İnsanlar, kendi fikirlerine mest olmayı sever. Sadece gençler değil, kurumsal yapıdaki şirketler bile bazen, kendi içlerinde geliştirdikleri fikirleri, dışarıdan gelenlere kıyasla daha iyi ve önemli görmeye meyillidirler. Tarafsız bakıldığında, dışarıdan gelen ya da karşı tarafın söylediği daha doğru olsa bile durum, çoğu defa değişmez.
Kendi fikirlerini daha iyi görme konusundaki problemi, şirketler bazında çözmek nispeten kolaydır. Ekipleri, iki gruba ayırmak yeterli olabilir. Gruplardan birisi iş geliştirir, diğeri bunu değerlendirir. Sonra da görev değişimi yapılır.
İnsanın kendi fikrini, hep en iyi zannetmesinin çözümü ise biraz zordur. Bu, ancak eğitimindeki eksiklikleri tamamlamakla mümkün olur. Kendi fikirlerini gözden geçirme eğitimi, çocukluk, gençlik ve iş hayatının ilk yıllarını içine alan dönemi kapsayabilir. Kendi fikirlerine mest olan gençlerin eğitimlerine geçmeden, İslam Tarihi’nden bir kıssa ile hadiseye derinlik katalım.
Fikrin doğruluğuna nasıl ulaşılabilir?
Mekke-i Mükerreme’nin fethinden sonraki günlerdir. Huneyn Gazası gibi çetin bir harpten muvaffakiyetle çıkılmıştır. Resûlullah Efendimiz (s.a.v.), Huneyn Vadisi’nde öğle namazını eda ettikten sonra, bir ağacın gölgesinde oturuyorlardı. Ashâb-ı Kiram Efendilerimiz de etrafında saf oldular. O vakit, Fezâre Kabilesi’nin ileri gelenleri, Resûlullah Efendimizin (s.a.v.) huzuruna çıktılar. Kendi kabilelerinden, haksız yere öldürülen Âmir bin Azbat için, Muhallim bin Cüsâm’ı dava ettiler.
Hadisenin daha öncesinde, Ebu Katâde Hazretleri (r.a.), bir miktar askerle Necd tarafına gönderilmişti. İzam adlı yere vardıklarında, söz konusu kişiye tesadüf etmişler, bu kişi selam vererek kendisinin Müslüman olduğunu bildirmişti. Ebu Katâde’nin (r.a.) maiyetindeki askerlerden Muhallim bin Cüsâm, geçmiş bir hadiseden sebep, Âmir’i öldürdü. Hadisenin üzerinden bir müddet zaman geçti. Fezâre Kabilesi gelip dava ettiğinde, Muhallim bin Cüsâm hem Mekke-i Mükerreme’nin fethine hem de Huneyn Gazası’na katılmıştı.

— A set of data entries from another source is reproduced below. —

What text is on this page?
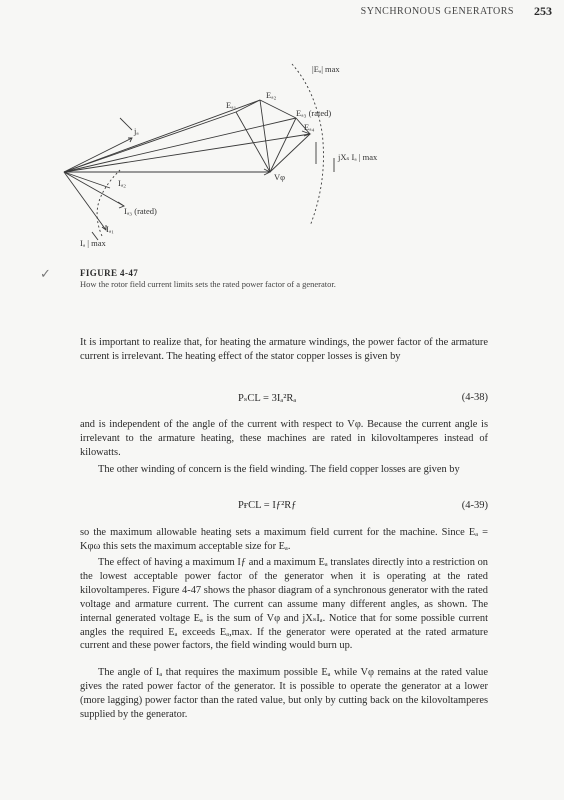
SYNCHRONOUS GENERATORS 253
|Eₐ| max
Eₐ₂
Eₐ₁
Eₐ₃ (rated)
Eₐ₄
jₐ
jXₛ Iₐ | max
Iₐ₂
Vφ
Iₐ₃ (rated)
Iₐ₁
Iₐ | max
✓	FIGURE 4-47
How the rotor field current limits sets the rated power factor of a generator.

It is important to realize that, for heating the armature windings, the power factor of the armature current is irrelevant. The heating effect of the stator copper losses is given by

PₛCL = 3Iₐ²Rₐ	(4-38)

and is independent of the angle of the current with respect to Vφ. Because the current angle is irrelevant to the armature heating, these machines are rated in kilovoltamperes instead of kilowatts.

The other winding of concern is the field winding. The field copper losses are given by

PғCL = Iƒ²Rƒ	(4-39)

so the maximum allowable heating sets a maximum field current for the machine. Since Eₐ = Kφω this sets the maximum acceptable size for Eₐ.

The effect of having a maximum Iƒ and a maximum Eₐ translates directly into a restriction on the lowest acceptable power factor of the generator when it is operating at the rated kilovoltamperes. Figure 4-47 shows the phasor diagram of a synchronous generator with the rated voltage and armature current. The current can assume many different angles, as shown. The internal generated voltage Eₐ is the sum of Vφ and jXₛIₐ. Notice that for some possible current angles the required Eₐ exceeds Eₐ,max. If the generator were operated at the rated armature current and these power factors, the field winding would burn up.

The angle of Iₐ that requires the maximum possible Eₐ while Vφ remains at the rated value gives the rated power factor of the generator. It is possible to operate the generator at a lower (more lagging) power factor than the rated value, but only by cutting back on the kilovoltamperes supplied by the generator.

Peygamber Efendimiz’in (s.a.v.) huzurunda usulünce yapılan müzakereden sonra, varislerin muvafakatiyle diyete karar verdiler ve “Muhallim gelsin de Resûlullah Efendimiz (s.a.v.), onun için istiğfar etsin.” dediler.
Muhallim geldi. Resûlullah’ın (s.a.v.) huzuruna oturdu. Resûl-i Ekrem (s.a.v.), önce adını sordu. Sonra da “Âmir bin Azbat, Müslüman olduğunu söylemişken, sen onu öldürdün mü?” diye buyurdu. Muhallim, “Onun Müslüman olduğunu söylemesi ancak ölümden kurtulmak içindi.” dedi.

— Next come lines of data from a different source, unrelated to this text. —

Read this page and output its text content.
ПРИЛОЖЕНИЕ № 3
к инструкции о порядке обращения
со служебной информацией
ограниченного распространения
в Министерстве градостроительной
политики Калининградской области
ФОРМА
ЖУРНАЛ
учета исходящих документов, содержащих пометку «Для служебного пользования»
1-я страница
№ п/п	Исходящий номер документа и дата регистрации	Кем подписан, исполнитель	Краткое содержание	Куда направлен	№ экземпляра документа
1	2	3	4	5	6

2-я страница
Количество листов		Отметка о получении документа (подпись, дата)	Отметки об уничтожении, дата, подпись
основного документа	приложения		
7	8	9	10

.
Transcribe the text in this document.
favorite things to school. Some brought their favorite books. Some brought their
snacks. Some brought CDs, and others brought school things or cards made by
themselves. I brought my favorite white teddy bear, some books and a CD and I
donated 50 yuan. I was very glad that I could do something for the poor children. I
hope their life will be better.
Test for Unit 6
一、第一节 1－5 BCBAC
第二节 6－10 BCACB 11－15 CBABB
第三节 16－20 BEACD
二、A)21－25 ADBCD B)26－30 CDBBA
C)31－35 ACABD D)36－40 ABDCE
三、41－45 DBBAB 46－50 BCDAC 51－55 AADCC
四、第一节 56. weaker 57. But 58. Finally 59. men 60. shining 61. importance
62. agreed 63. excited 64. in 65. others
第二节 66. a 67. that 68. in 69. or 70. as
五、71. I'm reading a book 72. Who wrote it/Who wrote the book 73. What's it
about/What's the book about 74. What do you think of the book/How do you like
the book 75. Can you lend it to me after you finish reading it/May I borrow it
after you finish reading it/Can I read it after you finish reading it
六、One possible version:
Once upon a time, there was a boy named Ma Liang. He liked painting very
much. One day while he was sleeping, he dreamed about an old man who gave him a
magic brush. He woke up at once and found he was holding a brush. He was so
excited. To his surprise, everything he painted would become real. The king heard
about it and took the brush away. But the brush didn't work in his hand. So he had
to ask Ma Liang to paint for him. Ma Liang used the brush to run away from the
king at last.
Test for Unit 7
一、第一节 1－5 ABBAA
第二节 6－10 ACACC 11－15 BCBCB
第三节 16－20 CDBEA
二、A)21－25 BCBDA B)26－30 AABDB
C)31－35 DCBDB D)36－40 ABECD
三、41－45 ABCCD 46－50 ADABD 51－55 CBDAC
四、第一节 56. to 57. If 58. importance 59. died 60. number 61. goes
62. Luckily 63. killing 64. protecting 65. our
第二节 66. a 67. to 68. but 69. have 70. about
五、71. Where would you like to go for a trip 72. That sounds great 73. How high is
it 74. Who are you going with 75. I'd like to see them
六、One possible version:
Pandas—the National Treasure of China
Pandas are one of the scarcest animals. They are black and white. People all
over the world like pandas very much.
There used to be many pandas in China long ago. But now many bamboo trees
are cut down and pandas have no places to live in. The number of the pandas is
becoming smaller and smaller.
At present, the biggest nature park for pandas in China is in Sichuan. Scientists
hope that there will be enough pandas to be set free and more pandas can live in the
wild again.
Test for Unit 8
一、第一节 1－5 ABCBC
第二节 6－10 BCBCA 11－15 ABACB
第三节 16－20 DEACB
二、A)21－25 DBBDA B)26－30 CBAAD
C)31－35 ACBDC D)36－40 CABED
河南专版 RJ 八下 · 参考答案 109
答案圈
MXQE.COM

Resûl-i Ekrem (s.a.v.), “Sen onun kalbini yardın mı ki, doğru mu, yalan mı bilesin?” dedi. Muhallim, “Onun kalbi bir et parçası, yarılsa ne anlaşılır?” dedi Resûl-i Ekrem (s.a.v.), “Kalbini bilmezsin, lisanına da inanmazsın. Ne yapmalı?” dedi. Muhallim daha başka diyecek bir şey bulamayıp hatasını kabul ederek, “Ya Resûlullah, benim için istiğfar et.” dedi. Resûl-i Ekrem (s.a.v.), “Allah seni affetsin.” buyurunca, Muhallim, gözlerinden yaş akarak kalkıp gitti ve kederinden bir hafta zarfında vefat etti.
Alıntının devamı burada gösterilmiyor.